Hay fire heroics

A truck transporting hay caught fire on the Maroondah Highway. Picture: MICHAEL HARDINGE

By Jed Lanyon

A Lyndhurst truck driver has recounted the moment he helped his mate just seconds before his truck carrying hay bales burst into flames in Healesville.

Fred Reid had just finished delivering a load in Healesville when he got the call for help from David Ayres on his CB radio.

Mr Ayres had been driving his Kenworth truck, transporting two trailers loaded with hay along the Maroondah Highway when he thought he may have a flat tyre about 7.30am on 20 September.

He pulled into a BP and put the callout for help on his radio for anyone in the area.

“He called up and asked if I could sneak around him to see what the trouble was,” Mr Reid recalled.

Mr Reid said Mr Ayres was in “all sorts of bother” with smoke coming out the middle of the B-double.

“Being a load of hay, in town and next to a petrol station, I suggested let’s get it out of town before you lose the whole truck,” Mr Reid said.

Mr Ayres then drove the truck about 1.5 km out of Healesville, just past Healesville-Koo Wee Rup Road where he and Mr Reid separated the two trailers and his prime mover to prevent the fire from spreading.

“Literally seconds after we got the prime mover out from under the trailer, it just burst into flames,” Mr Reid said.

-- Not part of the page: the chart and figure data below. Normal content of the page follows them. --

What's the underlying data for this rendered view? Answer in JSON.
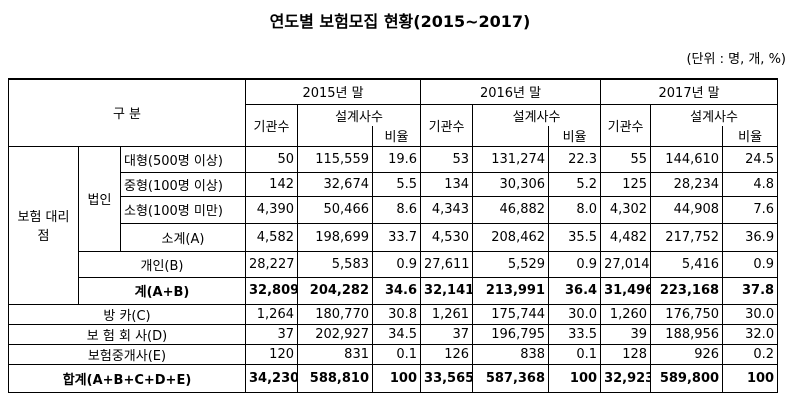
{
  "title": "연도별 보험모집 현황(2015~2017)",
  "unit": "(단위 : 명, 개, %)",
  "header": {
    "category": "구 분",
    "years": [
      "2015년 말",
      "2016년 말",
      "2017년 말"
    ],
    "columns": [
      "기관수",
      "설계사수",
      "비율"
    ]
  },
  "groups": [
    "보험 대리점",
    "법인"
  ],
  "rows": [
    {
      "label": "대형(500명 이상)",
      "values": [
        "50",
        "115,559",
        "19.6",
        "53",
        "131,274",
        "22.3",
        "55",
        "144,610",
        "24.5"
      ]
    },
    {
      "label": "중형(100명 이상)",
      "values": [
        "142",
        "32,674",
        "5.5",
        "134",
        "30,306",
        "5.2",
        "125",
        "28,234",
        "4.8"
      ]
    },
    {
      "label": "소형(100명 미만)",
      "values": [
        "4,390",
        "50,466",
        "8.6",
        "4,343",
        "46,882",
        "8.0",
        "4,302",
        "44,908",
        "7.6"
      ]
    },
    {
      "label": "소계(A)",
      "values": [
        "4,582",
        "198,699",
        "33.7",
        "4,530",
        "208,462",
        "35.5",
        "4,482",
        "217,752",
        "36.9"
      ]
    },
    {
      "label": "개인(B)",
      "values": [
        "28,227",
        "5,583",
        "0.9",
        "27,611",
        "5,529",
        "0.9",
        "27,014",
        "5,416",
        "0.9"
      ]
    },
    {
      "label": "계(A+B)",
      "values": [
        "32,809",
        "204,282",
        "34.6",
        "32,141",
        "213,991",
        "36.4",
        "31,496",
        "223,168",
        "37.8"
      ]
    },
    {
      "label": "방 카(C)",
      "values": [
        "1,264",
        "180,770",
        "30.8",
        "1,261",
        "175,744",
        "30.0",
        "1,260",
        "176,750",
        "30.0"
      ]
    },
    {
      "label": "보 험 회 사(D)",
      "values": [
        "37",
        "202,927",
        "34.5",
        "37",
        "196,795",
        "33.5",
        "39",
        "188,956",
        "32.0"
      ]
    },
    {
      "label": "보험중개사(E)",
      "values": [
        "120",
        "831",
        "0.1",
        "126",
        "838",
        "0.1",
        "128",
        "926",
        "0.2"
      ]
    },
    {
      "label": "합계(A+B+C+D+E)",
      "values": [
        "34,230",
        "588,810",
        "100",
        "33,565",
        "587,368",
        "100",
        "32,923",
        "589,800",
        "100"
      ]
    }
  ]
}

“We were standing probably 30 metres away and the heat was burning us; that’s how hot it was.”

Without his assistance, Mr Reid believes Mr Ayres may have been left in a situation where his truck would have ignited in town, leaving him with no choice but to run for his own safety.

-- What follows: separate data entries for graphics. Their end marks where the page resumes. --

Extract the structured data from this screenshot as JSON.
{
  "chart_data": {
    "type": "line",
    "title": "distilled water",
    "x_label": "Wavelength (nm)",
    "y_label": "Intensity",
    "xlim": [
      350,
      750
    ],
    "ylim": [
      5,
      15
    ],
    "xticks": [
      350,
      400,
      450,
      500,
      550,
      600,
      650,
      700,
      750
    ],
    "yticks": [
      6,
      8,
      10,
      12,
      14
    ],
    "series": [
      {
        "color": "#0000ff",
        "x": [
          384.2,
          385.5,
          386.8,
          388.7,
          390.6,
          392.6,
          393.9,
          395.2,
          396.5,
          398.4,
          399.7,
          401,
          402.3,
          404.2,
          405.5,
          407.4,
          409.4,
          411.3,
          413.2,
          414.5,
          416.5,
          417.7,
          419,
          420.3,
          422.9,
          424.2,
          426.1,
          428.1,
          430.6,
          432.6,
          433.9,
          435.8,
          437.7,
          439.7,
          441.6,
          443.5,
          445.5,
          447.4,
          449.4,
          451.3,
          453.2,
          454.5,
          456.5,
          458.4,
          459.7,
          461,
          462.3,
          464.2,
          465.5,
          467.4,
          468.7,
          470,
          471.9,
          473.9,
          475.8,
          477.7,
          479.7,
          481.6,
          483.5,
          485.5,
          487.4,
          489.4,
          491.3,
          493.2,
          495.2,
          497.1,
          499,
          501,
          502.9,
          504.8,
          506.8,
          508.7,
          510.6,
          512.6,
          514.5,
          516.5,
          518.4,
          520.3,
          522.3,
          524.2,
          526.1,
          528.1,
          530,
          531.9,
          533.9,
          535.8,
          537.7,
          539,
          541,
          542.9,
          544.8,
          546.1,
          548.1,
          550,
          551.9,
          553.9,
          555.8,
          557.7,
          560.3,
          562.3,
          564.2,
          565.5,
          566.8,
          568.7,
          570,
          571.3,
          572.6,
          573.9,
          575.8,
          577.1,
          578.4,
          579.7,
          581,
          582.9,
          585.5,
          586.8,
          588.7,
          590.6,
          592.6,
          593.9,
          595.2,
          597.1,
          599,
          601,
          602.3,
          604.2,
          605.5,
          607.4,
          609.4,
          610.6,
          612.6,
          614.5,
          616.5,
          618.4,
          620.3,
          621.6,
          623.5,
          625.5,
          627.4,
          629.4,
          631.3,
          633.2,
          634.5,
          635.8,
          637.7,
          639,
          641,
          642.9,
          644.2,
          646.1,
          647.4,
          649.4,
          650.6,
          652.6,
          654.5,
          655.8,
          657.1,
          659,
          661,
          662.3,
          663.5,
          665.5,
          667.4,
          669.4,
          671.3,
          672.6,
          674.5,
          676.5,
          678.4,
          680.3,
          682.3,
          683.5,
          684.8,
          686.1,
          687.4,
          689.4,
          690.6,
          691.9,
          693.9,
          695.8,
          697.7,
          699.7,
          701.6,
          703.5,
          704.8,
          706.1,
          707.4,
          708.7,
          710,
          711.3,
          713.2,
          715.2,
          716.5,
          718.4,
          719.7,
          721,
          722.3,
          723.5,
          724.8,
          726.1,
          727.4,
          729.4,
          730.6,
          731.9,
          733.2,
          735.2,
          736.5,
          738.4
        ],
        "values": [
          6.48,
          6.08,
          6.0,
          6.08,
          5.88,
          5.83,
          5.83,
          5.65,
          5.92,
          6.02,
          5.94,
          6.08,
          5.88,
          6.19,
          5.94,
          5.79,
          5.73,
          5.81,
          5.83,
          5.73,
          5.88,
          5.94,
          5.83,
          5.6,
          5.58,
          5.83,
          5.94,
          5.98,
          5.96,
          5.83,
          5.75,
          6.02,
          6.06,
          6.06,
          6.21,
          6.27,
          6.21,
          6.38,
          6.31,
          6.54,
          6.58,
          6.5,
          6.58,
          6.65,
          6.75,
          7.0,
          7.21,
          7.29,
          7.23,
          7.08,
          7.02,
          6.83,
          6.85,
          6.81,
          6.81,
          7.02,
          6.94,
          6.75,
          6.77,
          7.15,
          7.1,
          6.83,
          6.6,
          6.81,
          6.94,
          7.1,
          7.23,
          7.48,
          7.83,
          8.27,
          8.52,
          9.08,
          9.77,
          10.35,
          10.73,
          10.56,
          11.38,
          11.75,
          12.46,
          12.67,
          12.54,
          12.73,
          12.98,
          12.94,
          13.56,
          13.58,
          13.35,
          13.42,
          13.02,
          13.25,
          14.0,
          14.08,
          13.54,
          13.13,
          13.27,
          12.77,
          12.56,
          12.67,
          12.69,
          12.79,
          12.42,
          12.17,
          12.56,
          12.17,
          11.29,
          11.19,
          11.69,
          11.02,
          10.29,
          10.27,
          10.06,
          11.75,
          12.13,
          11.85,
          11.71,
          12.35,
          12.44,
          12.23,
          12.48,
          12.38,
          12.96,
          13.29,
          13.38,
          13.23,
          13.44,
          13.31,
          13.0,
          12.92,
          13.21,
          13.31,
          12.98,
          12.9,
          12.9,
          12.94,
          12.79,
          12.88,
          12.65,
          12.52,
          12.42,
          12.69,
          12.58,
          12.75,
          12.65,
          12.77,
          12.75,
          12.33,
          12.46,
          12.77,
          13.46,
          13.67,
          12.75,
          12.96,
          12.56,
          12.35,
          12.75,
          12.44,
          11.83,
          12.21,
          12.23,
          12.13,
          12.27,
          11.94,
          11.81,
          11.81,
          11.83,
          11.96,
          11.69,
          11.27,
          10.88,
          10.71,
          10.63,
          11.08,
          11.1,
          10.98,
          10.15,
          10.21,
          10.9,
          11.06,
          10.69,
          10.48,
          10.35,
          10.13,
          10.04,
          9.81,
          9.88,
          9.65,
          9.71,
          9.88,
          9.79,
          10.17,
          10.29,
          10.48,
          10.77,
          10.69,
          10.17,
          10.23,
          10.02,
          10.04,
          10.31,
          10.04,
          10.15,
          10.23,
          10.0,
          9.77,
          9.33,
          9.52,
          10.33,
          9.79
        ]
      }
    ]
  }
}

“Poor fella, I wouldn’t wish it on anyone what happened to him.

“He’s a good young kid, he was pretty switched on and acted pretty fast. If he hadn’t have made that call, we couldn’t have worked together to do what we did. “Afterwards he told me, ‘I couldn’t have done it without you, I owe you a beer’.

“Things could have been a lot worse and we were very lucky to have the outcome we had.”

Senior Constable Tom Juric of the Yarra Ranges Highway Patrol praised the actions of the quick-thinking drivers.

He said the fire was caused from friction through an upturned mudflap against the truck’s tyres.

The incident caused the Maroondah Highway to be blocked for several hours with fire crews on scene for five hours. A front end loader from VicRoads was also needed to push the hay off the trailers.